Il a construit autour des dix minutes d’images brutes en noir et blanc tournées en 8 mm un documentaire émouvant de 70 minutes intitulé « Warszawa – miasto podzielone » (Varsovie – une ville divisée).
Montré au 16e Festival du film documentaire Docs Against Gravity, le film raconte l’histoire du ghetto. Il parle aussi de la folle vision architecturale que les nazis avaient conçue pour Varsovie et de ce que ce terrain est devenu.

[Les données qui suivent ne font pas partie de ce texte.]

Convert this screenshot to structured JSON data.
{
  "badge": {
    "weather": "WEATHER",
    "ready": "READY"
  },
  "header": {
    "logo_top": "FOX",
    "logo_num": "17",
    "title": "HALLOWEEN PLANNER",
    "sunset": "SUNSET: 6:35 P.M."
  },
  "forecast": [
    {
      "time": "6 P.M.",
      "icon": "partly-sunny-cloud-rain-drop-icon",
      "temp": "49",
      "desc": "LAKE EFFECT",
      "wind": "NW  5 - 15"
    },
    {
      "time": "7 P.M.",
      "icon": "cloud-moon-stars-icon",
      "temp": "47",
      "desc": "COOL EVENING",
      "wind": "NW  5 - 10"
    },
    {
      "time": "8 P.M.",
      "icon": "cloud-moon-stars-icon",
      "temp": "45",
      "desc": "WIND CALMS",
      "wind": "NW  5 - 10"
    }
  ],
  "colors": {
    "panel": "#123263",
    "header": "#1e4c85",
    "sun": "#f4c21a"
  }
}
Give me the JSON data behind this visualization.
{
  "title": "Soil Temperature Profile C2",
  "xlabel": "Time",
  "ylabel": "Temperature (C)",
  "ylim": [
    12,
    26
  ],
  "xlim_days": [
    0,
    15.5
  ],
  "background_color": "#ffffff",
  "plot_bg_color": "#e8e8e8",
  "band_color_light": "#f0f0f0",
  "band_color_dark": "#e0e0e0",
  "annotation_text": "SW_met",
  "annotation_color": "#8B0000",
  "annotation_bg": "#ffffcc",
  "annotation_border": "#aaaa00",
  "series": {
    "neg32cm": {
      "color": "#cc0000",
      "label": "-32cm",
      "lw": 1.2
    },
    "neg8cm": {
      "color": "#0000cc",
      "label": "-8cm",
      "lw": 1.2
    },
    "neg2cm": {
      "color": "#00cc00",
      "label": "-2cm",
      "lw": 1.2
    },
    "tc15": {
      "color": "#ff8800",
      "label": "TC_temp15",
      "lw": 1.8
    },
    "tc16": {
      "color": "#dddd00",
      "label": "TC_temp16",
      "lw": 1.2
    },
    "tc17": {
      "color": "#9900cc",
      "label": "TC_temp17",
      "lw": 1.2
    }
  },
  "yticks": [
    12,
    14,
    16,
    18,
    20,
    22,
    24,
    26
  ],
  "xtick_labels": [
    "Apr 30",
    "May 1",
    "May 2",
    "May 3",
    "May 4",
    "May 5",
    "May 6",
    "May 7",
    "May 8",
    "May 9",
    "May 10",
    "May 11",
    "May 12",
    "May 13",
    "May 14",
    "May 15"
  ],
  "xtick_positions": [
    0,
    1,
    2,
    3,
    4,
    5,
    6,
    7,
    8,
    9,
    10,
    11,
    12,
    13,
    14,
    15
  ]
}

« On voit la vie de tous les jours au cœur du ghetto, des foules de gens dans la rue, des bâtiments en ruine, des enfants qui font du trafic de nourriture de la partie aryenne vers la partie juive, des enfants désespérés, mourant de faim qui tentent de faire passer des sacs de nourriture par des trous dans le mur », explique Bednarski.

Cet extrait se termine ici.